Specialty drugs like biologics don’t work on every patient. In this regard, Lee noted that the prior authorization programs used by most private payers “can help to determine whether a patient is likely to need or benefit from treatment.” In Rolnick’s experience, such programs offer a net savings of 1% to 2%. “About 30% of plan members don’t complete the authorization form for a specialty drug, which tells us they’re being treated effectively with another drug,” he said. With more specialty products in the pipeline, “we believe savings of closer to 5% are possible going forward.” Cross-industry and cross-employer poolings take further risk out of biologics coverage, Clarke added.

Still, the prospect of underwriting lifelong biologic therapy—not to mention combinations of biologic drugs—has plan sponsors understandably nervous. Hamilton allayed both concerns. For one thing, “we’ve found that using two biologics doesn’t add anything to the outcome,” she said. What’s more, “the earlier we start treatment, the better it can prevent joint damage and disability. In selected patients, it may even be possible to halt treatment.”

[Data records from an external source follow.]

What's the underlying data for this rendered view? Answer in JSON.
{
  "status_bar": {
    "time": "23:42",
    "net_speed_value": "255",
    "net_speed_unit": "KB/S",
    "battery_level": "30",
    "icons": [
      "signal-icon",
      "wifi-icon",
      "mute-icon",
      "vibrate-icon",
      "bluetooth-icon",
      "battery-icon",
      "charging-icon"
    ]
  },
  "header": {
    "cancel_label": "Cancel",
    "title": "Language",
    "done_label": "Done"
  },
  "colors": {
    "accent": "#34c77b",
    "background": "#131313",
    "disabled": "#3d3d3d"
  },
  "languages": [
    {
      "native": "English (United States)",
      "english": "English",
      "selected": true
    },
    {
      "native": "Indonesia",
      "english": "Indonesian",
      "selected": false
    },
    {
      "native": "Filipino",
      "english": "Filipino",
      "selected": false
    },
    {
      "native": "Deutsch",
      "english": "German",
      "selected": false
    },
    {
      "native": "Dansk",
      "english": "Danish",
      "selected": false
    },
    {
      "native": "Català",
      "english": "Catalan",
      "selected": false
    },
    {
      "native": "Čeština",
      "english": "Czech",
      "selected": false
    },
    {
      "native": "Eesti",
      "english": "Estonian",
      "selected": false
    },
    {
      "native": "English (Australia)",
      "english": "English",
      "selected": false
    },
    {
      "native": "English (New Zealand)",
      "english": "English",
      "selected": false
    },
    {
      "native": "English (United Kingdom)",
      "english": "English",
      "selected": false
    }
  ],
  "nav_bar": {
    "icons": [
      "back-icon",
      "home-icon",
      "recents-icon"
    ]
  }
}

Cimino addressed the issue of sustainability—the “elephant in the room”—head on. “Our old sense of entitlement has to change,” he said simply. Rolnick, in turn, boiled the challenge down to “changing plan design and educating members about the need for such changes.”

While deeply grateful that his employer covers his treatment, Aarssen recognized the need for employees to absorb some of the costs if drug plans are to survive. “As long as I can afford it, I would not object to a $1,000 deductible for a $20,000 drug,” he said.

Pharmaceutical companies have also stepped up to the plate with support programs (in some therapeutic areas) that assist patients with the costs of biologics or other specialty drugs. As Clarke put it, “it’s difficult for any one of us to absorb the costs. We need multiple stakeholders working together to find a solution.”